SACRAMENTO, Calif. _ It was a Sunday tradition at Bethany Slavic Missionary Church. After morning services, Florin Ciuriuc joined the line of worshippers waiting to fill their jugs with gallons of free drinking water from a well on the property, a practice church leaders had encouraged.
"I take it for my office every week," said Ciuriuc, a 50-year-old Romanian immigrant and a founding member of the largely Russian-speaking church, which claims 7,000 congregants.
Church leaders boasted it was the cleanest water in Sacramento, according to Ciuriuc. In fact, test results showed the water contained toxic chemicals from firefighting foam used for decades on a now-shuttered Air Force base a mile away. Church leaders say they did not understand their well was contaminated.
The church's well is one of thousands of water sources located on and near military bases polluted with chemicals from the foam, which was used by the armed services since the 1960s.
Defense Department officials know that the chemicals, called per- and polyfluoroalkyl substances, or PFAS, have seeped into the groundwater underneath nearly two dozen military bases throughout the state.

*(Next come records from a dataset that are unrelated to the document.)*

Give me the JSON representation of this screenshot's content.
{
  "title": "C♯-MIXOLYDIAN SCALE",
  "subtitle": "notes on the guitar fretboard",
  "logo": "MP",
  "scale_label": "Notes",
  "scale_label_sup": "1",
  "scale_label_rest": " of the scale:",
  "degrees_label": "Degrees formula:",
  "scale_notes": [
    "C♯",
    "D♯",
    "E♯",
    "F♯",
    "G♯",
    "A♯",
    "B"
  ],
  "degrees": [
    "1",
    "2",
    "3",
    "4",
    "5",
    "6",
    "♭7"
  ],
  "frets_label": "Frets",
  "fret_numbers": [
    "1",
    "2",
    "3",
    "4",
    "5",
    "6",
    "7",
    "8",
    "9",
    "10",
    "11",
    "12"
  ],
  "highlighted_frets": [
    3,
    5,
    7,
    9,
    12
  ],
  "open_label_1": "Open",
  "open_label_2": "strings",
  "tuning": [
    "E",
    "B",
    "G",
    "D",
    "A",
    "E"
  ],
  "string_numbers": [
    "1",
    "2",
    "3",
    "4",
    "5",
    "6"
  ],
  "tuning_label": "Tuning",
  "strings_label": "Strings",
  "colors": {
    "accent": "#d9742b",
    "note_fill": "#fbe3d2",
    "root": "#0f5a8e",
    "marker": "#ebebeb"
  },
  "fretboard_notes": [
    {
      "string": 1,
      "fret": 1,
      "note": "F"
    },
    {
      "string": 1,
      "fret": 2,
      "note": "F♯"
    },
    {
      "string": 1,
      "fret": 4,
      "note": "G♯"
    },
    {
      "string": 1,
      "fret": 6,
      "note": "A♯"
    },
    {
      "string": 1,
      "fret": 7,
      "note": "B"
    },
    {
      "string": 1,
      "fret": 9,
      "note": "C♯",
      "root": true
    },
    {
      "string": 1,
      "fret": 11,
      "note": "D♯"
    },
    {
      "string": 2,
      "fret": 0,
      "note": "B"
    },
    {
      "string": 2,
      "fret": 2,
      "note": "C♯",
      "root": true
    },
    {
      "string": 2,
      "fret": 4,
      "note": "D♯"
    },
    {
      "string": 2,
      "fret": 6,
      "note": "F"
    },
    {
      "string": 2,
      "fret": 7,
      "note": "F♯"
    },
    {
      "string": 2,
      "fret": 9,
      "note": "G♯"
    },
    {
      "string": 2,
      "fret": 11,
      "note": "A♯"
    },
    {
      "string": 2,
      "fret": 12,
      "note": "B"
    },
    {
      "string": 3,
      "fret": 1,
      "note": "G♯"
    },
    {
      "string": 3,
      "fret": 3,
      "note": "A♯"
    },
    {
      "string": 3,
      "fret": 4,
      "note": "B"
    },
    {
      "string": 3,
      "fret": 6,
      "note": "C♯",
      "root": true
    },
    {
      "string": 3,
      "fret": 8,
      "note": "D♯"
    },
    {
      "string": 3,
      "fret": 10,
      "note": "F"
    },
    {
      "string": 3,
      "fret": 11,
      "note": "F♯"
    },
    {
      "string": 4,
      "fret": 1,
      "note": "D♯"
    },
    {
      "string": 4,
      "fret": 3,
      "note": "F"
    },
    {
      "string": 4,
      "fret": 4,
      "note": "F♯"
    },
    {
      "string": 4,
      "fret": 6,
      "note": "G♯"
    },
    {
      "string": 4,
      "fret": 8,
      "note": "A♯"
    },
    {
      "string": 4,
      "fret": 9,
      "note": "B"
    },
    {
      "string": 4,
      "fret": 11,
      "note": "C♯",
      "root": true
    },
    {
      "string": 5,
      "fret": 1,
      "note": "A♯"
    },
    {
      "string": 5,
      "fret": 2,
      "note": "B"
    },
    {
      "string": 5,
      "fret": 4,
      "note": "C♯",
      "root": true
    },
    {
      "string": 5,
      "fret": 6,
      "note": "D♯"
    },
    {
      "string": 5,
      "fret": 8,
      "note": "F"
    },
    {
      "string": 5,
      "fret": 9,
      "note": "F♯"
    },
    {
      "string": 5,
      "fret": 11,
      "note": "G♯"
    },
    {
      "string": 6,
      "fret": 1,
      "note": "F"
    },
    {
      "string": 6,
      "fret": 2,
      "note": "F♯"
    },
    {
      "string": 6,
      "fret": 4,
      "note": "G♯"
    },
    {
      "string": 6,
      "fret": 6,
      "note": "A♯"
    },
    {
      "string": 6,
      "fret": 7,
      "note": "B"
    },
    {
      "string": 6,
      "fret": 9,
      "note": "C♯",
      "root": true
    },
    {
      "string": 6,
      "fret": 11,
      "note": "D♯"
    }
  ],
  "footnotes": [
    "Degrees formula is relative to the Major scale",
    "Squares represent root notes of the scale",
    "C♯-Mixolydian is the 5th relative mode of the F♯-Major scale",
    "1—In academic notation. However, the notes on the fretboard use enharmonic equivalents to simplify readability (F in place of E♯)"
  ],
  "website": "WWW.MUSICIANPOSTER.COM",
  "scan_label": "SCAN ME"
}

But the department has conducted only limited testing off base and cannot say how many civilian water sources they've polluted or who will pay for it.
Since 2016, when the Environmental Protection Agency classified PFAS as an "emerging contaminant" linked to liver cancer and other health problems, the Pentagon has found the pollutants at levels above federal health guidelines in soil and groundwater at more than 90 bases nationwide.

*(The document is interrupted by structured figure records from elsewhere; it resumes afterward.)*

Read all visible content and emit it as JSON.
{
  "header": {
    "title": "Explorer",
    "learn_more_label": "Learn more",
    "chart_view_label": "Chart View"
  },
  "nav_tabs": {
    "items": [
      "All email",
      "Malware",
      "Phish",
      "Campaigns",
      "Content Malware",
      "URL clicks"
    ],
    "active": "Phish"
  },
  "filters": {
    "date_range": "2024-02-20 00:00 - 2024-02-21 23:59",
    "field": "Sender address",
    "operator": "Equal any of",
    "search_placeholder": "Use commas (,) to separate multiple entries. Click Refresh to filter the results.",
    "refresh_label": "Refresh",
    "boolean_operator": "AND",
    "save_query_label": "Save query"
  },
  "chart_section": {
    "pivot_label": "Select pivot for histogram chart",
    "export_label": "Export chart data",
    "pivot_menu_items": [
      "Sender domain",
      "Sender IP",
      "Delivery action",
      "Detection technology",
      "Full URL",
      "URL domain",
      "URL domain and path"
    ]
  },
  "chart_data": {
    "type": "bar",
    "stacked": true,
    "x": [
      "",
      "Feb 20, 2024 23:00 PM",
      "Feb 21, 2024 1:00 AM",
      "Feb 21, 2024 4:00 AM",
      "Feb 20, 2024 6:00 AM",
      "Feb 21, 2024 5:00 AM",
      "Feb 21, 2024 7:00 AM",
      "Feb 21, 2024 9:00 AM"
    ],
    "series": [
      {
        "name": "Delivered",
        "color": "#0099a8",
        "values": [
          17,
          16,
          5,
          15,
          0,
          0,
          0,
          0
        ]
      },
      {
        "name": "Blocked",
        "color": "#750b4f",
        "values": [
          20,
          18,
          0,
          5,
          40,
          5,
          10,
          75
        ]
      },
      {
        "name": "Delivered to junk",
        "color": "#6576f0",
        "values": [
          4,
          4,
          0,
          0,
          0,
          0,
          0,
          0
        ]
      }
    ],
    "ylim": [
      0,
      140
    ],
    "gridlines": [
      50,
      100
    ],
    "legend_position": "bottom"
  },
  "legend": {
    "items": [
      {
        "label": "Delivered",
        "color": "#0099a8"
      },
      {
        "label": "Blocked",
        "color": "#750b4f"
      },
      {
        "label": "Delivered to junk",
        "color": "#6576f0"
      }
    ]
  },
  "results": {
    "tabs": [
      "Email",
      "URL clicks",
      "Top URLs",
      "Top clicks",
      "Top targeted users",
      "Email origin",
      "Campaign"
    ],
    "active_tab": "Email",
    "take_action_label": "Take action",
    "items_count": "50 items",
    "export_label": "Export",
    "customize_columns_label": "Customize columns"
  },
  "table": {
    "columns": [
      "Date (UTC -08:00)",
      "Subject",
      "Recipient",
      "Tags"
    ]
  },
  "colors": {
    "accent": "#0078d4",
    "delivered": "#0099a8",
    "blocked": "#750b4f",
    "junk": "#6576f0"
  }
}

California has the most of any state, with contamination at 21 bases, including six where the chemicals threaten the water supply in nearby communities, according to a review of hundreds of pages of Defense Department records by the Los Angeles Times.

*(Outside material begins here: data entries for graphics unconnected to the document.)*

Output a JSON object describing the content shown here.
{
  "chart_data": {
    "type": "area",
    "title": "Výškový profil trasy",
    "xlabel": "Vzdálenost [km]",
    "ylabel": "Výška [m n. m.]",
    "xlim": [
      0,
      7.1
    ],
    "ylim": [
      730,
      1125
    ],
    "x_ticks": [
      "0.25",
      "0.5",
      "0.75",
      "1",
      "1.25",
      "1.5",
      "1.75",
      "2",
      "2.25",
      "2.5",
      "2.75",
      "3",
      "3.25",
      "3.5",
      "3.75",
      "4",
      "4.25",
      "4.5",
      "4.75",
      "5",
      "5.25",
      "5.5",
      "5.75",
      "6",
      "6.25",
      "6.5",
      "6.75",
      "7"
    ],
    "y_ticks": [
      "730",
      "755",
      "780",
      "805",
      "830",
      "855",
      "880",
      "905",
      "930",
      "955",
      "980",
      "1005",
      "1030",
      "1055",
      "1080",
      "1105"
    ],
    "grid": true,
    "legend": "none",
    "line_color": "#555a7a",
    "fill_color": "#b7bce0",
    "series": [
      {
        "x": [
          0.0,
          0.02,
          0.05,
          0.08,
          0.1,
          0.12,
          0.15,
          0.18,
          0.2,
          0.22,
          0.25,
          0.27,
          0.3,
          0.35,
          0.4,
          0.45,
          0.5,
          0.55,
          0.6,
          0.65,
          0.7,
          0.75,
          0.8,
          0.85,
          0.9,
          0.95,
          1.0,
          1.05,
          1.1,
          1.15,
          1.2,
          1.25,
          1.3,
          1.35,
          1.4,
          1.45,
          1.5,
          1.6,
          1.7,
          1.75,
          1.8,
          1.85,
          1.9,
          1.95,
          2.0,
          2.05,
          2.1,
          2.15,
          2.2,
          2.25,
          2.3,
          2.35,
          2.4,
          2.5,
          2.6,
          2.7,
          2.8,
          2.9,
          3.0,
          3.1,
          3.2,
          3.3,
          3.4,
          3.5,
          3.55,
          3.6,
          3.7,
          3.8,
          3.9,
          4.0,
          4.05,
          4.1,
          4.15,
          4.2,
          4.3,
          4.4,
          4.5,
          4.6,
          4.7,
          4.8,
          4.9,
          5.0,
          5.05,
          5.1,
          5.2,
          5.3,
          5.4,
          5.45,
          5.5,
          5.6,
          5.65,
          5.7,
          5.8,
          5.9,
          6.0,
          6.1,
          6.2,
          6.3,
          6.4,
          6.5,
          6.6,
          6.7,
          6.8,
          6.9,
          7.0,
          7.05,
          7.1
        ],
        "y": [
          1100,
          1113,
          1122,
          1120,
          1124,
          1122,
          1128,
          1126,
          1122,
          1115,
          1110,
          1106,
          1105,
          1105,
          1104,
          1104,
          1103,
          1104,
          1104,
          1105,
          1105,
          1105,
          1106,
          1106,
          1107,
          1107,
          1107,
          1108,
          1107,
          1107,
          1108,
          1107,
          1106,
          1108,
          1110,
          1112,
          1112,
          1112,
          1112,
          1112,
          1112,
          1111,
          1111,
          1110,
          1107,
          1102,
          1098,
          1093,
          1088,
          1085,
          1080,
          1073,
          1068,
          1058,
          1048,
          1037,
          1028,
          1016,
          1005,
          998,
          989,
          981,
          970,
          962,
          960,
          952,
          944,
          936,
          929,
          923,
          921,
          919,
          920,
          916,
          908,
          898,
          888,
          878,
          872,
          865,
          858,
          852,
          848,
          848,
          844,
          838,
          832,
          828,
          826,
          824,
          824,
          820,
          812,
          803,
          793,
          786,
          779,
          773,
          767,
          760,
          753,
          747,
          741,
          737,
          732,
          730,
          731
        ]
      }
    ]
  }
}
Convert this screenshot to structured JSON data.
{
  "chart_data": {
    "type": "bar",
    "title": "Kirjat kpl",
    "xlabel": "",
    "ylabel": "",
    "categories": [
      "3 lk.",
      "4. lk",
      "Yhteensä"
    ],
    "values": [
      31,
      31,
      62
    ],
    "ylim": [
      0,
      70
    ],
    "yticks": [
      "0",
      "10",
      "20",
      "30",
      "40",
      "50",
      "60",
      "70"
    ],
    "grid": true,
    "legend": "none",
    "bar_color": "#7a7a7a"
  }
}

In Riverside County, Barstow, Orange County and Sacramento, PFAS have been detected in private wells or public water systems outside the boundaries of military installations, records show.
At Joint Forces Training Base in Los Alamitos and Fresno Air National Guard Base, the chemicals are suspected of moving into the community water supply.
One military contractor warned in September that residents "using groundwater for drinking water" near Los Alamitos "may potentially be exposed to migrating PFAS contamination." Another contractor said in March that five wells west of the Fresno airfield could be affected.
But the Pentagon has not completed off-base testing at either location, and at other California bases, leaving the full extent of the contamination unknown.
The Pentagon faces the prospect of a gigantic environmental cleanup that officials estimate could cost in excess of $2 billion and take decades to complete. The day Defense Secretary Mark Esper took office in July, he appointed a task force to oversee the Pentagon response.
Wherever they have already found PFAS in drinking water above the EPA health advisory level of 70 parts per trillion, the military has supplied bottled water, paid for filters and purchased clean water for both military personnel and civilians, officials say.
"Our first priority is to cut off human exposure, and everywhere we've identified that someone's drinking water is above the EPA health advisory level, we are doing everything we can to provide alternative drinking water," Maureen Sullivan, deputy assistant secretary of defense for environment, said in an interview.
Citing limited funds from Congress for cleanup and testing, the Defense Department only acts when water sampling finds contamination levels above EPA health advisory level for two of the most common variations of PFAS.
The threshold, which was set in 2016, is nonbinding, and officials in several states have set much more stringent standards. Congress is currently debating whether to force the Trump administration to adopt an enforceable nationwide standard, a proposal the White House has said it opposes.
California regulators have few legal tools to force the Pentagon to expand its sampling to groundwater near bases.
"We're doing everything we can to compel the owner, the Department of Defense, to conduct the investigations, to show us it's not a problem," said Doug Smith, assistant executive officer with Lahontan Regional Water Quality Control Board, which monitors groundwater at seven California bases.
According to the Public Policy Institute of California, a nonpartisan research organization, about 85% of Californians depend on groundwater for some portion of their water supply.
Regulators and environmental groups warn that the slow pace of Pentagon testing has left an unknown number of people drinking contaminated water.
"The PFAS plumes are spreading near these military bases, and DOD is turning a blind eye," said Jane Williams, executive director of California Communities Against Toxics, an environmental group that has pushed for more stringent PFAS cleanup standards.